Wax Mannequin: „No Safe Home“

Wax MannequinObwohl Chris Adeney alias Wax Mannequin aus Kanada stammt, scheint er irgendwie auch in Fürth zu Hause zu sein. Zumindest tritt der Songwriter gefühlt mindestens ein Mal im Jahr in der Kellerbühne des Babylon Kinos auf – morgen ist es wieder soweit. Just an diesem Tag erscheint auch das mittlerweile sechste Wax Mannequin-Album „No Safe Home“, das einmal mehr Folk-Songs mit einem mehr oder weniger hohen Anteil an avantgardistischen Elementen präsentiert. Die Krux an der Sache ist, dass mir gerade die etwas experimentelleren Stücke, die ich ganz gerne in die Schubladen „Folk Noir“ oder „Cabaret Songwriting“ stecken möchte, nicht ganz so sehr zusagen, was allerdings keineswegs an ihrer Qualität, sondern schlichtweg an meinen persönlichen Präferenzen liegt.

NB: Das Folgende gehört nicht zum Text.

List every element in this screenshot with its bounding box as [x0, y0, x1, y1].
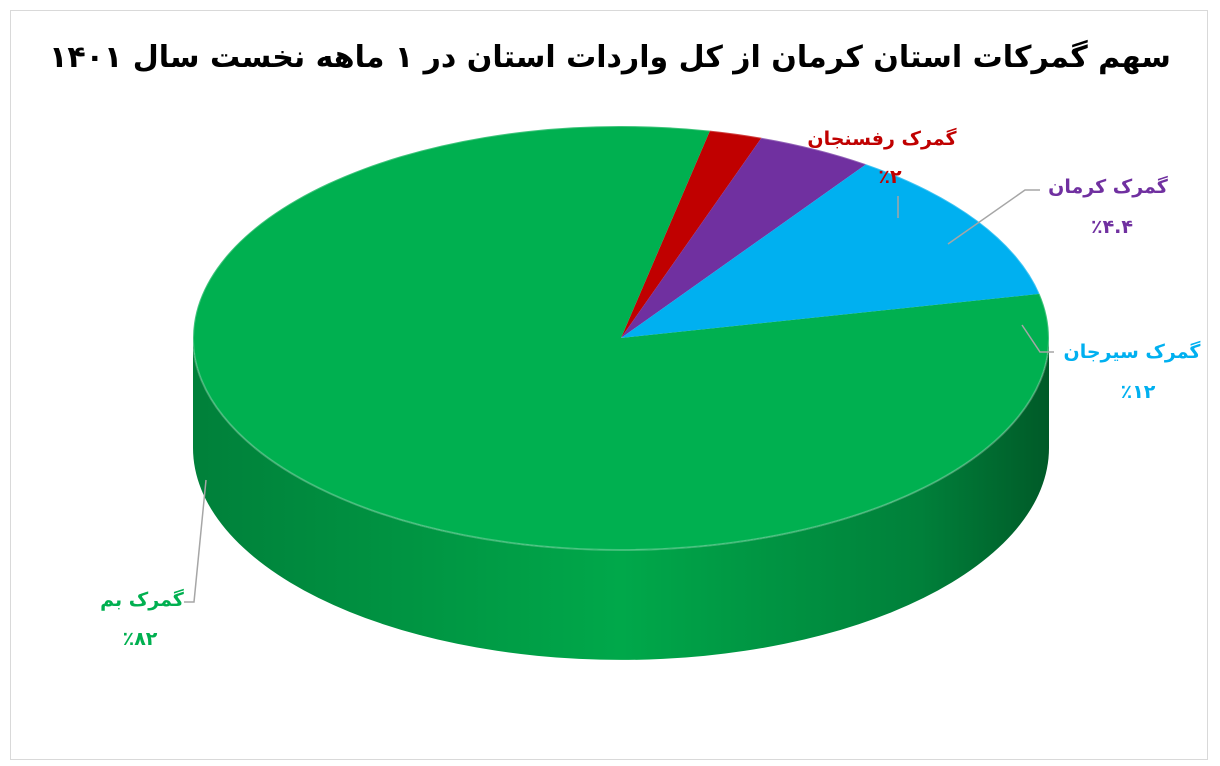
- leader-line: [184, 479, 207, 603]
- slice-value-label: ٪۲: [878, 166, 902, 188]
- pie-slice: [621, 137, 867, 338]
- slice-name-label: گمرک بم: [100, 588, 185, 611]
- slice-name-label: گمرک رفسنجان: [807, 127, 957, 150]
- leader-line: [1021, 324, 1054, 353]
- slice-value-label: ٪۱۲: [1121, 381, 1156, 403]
- slice-value-label: ٪۸۲: [123, 628, 158, 650]
- chart-title: سهم گمرکات استان کرمان از کل واردات استا…: [49, 40, 1171, 75]
- slice-name-label: گمرک کرمان: [1048, 175, 1169, 198]
- slice-name-label: گمرک سیرجان: [1064, 340, 1202, 363]
- pie-slice-side: [193, 338, 1049, 660]
- pie-slice: [192, 125, 1049, 550]
- pie-rim: [192, 125, 1050, 551]
- pie-slice: [621, 164, 1040, 338]
- pie-slice: [621, 130, 762, 338]
- leader-line: [947, 189, 1040, 245]
- slice-value-label: ٪۴.۴: [1091, 216, 1133, 238]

Deutlich besser gefallen mir die nicht ganz so düsteren, eher konventionellen Songs wie „Black Bell“, „Body White / Body Black“ und „Don´t Want To Go“, die mit ruhiger Akustikgitarre, Country-Fiedel und Chris Adeneys angenehmer, wandlungsfähiger Stimme punkten. Auch nicht schlecht ist das das Album beschließende „PB“, das mit sechseinhalb Minuten (die anderen Stücke sind größtenteils eher kurz ausgefallen) Dauer und seinen rumpligen 90er-Jahre-Indierock-Anleihen komplett aus dem Rahmen fällt.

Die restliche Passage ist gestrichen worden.